Once the trademark application has been filed in the “obscure” foreign country, step two involves the filer capitalizing on the provisions of the Paris Convention. This longstanding international treaty holds that any trademark application filed in a member country, may be filed within six months in any other member country as a “priority” application—thereby receiving the earlier filing date under the treaty.

“This was the tactic used before Cleveland’s MLB baseball team announced its name change from the Cleveland Indians to the Cleveland Guardians.  Likewise, Zynga was able to keep its filing for its game launch of GIFs Against Friends top secret by filing in Trinidad and Tobago months before filing in the U.S.,” Greenberg said.

This submarine approach lets applicants stay ahead of the game with six undetectable months after initial trademark filing before they can be discovered by market spies.

“Six months is enough of a head start to remain off the radars of would-be copycats and safeguard that confidential venture,” Greenberg said.

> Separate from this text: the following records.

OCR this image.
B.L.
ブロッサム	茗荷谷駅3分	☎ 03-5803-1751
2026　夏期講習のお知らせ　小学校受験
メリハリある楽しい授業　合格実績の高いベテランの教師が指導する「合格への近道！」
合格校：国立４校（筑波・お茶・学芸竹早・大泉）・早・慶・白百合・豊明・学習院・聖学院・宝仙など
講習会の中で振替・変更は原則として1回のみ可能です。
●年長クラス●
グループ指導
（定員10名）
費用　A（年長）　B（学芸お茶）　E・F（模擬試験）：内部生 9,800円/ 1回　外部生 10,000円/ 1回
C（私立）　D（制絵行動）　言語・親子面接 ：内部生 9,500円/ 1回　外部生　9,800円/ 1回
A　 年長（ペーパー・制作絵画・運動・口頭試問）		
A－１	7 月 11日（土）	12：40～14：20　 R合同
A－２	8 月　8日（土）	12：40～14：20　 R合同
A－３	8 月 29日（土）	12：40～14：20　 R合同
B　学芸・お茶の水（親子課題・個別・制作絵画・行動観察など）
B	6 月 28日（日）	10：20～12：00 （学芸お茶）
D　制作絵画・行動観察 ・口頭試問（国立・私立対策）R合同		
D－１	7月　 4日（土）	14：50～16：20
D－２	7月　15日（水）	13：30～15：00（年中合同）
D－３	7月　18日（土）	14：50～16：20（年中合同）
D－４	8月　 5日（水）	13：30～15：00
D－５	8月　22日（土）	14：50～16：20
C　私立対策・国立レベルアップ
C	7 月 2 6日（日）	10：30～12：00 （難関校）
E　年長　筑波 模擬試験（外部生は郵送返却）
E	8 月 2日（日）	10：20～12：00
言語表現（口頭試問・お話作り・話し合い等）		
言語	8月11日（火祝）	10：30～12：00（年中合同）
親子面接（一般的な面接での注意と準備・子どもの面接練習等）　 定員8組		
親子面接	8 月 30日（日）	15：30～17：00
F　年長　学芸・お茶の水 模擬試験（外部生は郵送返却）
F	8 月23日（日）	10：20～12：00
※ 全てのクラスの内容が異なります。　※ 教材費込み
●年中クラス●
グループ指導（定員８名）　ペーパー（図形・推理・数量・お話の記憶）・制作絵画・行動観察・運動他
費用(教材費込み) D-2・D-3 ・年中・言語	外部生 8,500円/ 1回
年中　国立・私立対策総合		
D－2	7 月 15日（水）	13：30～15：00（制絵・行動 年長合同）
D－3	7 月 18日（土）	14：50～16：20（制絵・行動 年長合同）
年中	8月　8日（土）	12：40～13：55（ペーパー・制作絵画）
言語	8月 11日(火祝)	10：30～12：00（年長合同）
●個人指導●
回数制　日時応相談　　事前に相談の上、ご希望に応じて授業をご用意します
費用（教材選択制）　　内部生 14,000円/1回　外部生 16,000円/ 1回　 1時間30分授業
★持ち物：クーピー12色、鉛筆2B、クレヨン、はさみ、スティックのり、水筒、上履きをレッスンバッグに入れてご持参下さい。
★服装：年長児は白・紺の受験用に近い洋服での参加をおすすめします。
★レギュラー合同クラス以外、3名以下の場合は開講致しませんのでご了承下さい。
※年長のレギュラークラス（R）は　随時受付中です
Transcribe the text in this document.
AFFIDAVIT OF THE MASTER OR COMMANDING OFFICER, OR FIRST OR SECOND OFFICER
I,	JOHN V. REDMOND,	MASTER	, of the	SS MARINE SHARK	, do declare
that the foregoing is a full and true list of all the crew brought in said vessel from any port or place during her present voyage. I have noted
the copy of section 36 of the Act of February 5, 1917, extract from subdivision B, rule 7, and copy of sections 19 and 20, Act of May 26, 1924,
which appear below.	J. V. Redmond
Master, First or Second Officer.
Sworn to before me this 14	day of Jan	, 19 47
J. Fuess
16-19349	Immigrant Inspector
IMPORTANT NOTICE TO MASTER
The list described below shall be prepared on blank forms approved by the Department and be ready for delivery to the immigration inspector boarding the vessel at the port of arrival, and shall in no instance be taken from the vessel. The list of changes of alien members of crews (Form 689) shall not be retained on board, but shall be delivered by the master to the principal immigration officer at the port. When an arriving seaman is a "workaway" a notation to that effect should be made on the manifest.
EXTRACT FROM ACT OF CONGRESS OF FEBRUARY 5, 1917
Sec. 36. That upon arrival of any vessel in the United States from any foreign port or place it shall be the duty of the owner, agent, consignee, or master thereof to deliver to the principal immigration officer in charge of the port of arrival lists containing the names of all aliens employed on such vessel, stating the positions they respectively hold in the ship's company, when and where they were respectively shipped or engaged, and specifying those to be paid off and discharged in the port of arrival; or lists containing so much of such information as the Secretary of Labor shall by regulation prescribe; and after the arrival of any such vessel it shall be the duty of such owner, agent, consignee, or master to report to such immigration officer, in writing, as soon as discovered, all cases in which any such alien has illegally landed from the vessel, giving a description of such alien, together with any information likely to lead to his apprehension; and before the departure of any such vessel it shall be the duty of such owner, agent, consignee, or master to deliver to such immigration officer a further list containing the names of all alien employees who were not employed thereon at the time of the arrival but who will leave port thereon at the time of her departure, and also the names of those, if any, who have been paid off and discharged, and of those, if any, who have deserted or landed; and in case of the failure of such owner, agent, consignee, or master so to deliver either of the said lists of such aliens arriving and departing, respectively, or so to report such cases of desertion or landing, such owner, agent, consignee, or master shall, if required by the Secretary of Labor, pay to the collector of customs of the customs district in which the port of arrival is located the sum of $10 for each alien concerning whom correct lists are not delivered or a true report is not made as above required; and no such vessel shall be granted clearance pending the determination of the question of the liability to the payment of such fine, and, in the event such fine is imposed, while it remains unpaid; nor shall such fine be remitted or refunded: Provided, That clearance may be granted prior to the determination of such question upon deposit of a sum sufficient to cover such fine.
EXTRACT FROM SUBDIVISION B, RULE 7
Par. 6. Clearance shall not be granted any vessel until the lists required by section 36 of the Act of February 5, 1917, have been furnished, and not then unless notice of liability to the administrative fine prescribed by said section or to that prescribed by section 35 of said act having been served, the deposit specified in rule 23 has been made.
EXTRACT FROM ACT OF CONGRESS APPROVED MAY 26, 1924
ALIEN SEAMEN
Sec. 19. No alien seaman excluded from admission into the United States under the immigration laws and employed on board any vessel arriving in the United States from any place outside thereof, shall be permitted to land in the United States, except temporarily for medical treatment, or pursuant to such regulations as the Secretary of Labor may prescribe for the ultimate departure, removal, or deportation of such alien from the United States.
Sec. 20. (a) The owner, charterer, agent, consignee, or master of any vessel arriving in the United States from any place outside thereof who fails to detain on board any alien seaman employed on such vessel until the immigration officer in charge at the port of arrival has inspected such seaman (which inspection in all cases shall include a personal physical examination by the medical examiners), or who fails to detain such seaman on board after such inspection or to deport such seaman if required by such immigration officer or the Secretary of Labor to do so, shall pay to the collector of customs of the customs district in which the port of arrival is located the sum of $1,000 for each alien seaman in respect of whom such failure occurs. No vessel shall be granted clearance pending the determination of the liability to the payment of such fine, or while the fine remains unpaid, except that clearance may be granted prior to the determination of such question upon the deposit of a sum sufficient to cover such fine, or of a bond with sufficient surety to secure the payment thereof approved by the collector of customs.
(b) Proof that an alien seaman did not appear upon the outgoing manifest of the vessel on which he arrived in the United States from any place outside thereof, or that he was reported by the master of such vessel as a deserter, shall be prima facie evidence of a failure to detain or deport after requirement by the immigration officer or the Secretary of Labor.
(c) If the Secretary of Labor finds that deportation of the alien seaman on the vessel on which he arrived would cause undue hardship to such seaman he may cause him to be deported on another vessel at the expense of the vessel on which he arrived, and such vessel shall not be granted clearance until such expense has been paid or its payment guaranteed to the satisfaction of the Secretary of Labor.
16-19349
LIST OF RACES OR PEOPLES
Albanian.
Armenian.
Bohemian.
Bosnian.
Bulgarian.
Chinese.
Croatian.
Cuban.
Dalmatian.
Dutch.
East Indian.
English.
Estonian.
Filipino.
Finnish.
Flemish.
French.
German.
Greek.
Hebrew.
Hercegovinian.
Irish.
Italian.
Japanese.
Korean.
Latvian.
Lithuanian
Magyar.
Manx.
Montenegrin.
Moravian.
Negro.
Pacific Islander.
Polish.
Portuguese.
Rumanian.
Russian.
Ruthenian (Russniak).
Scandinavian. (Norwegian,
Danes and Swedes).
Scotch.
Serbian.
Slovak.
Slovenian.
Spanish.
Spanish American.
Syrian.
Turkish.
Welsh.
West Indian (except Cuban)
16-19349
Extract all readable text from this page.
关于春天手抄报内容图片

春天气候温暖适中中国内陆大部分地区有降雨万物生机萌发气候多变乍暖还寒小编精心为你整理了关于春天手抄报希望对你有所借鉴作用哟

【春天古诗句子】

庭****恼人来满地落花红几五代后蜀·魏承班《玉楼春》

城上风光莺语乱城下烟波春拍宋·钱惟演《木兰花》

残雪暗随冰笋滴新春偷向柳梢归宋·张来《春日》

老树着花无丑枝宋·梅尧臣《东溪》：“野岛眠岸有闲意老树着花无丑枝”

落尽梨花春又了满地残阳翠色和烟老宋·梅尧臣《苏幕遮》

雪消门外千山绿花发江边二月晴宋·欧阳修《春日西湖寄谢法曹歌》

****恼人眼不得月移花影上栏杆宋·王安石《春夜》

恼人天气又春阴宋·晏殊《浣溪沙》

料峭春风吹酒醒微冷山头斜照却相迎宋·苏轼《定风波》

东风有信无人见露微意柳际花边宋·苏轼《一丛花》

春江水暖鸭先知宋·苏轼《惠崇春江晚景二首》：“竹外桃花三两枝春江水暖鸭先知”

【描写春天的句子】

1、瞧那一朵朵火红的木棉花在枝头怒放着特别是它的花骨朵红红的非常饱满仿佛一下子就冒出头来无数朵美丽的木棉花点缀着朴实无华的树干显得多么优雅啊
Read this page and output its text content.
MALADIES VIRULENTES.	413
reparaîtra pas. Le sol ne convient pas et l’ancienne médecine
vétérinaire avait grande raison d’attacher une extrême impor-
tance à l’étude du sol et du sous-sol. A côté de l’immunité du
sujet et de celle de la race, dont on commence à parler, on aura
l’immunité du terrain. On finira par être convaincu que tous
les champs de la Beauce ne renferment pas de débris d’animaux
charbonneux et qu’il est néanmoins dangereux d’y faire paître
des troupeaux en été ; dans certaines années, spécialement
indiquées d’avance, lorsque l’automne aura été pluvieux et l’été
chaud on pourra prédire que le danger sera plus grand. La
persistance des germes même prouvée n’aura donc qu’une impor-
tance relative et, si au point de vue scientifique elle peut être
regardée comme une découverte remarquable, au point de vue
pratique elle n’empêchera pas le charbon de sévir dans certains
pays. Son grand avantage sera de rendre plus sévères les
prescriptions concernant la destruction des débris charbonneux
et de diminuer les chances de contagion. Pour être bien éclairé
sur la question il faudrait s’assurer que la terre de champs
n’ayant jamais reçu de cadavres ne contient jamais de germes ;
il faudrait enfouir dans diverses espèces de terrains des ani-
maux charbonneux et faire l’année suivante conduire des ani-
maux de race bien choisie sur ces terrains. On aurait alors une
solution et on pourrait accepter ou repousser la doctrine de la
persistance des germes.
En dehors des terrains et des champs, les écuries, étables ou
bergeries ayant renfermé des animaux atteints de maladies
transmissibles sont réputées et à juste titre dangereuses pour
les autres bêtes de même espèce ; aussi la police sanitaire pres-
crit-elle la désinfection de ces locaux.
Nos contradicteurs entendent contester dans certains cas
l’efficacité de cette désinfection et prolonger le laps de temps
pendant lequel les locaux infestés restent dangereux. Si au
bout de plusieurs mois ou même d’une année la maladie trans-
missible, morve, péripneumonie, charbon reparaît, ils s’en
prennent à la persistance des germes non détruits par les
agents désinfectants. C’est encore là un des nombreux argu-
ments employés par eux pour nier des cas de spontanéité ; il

Julie Greenberg is a partner at Fishman Stewart. She has more than 30 years of experience in intellectual property protection for clients, focusing on worldwide trademark prosecution and protection. She also works closely with colleagues in protecting clients’ patentable assets.
Much of her career has involved federal court litigation with extensive experience in obtaining preliminary injunctive relief. She is passionate about protecting and defending her clients’ valuable trademarks and copyrights at all levels, including in infringement matters worldwide, and in particular at the United States Patent and Trademark Office (USPTO) and the Trademark Trial and Appeal Board..
Greenberg earned her J.D. from the University of Michigan Law School, and her B.S. in Chemistry, with distinction, from the University of Michigan.
She is a member of the International Trademark Association (INTA), Intellectual Property Law Section of the Michigan Bar Association, Federal Bar Association, Michigan Intellectual Property Law Association (MIPLA), and American Bar Association (ABA).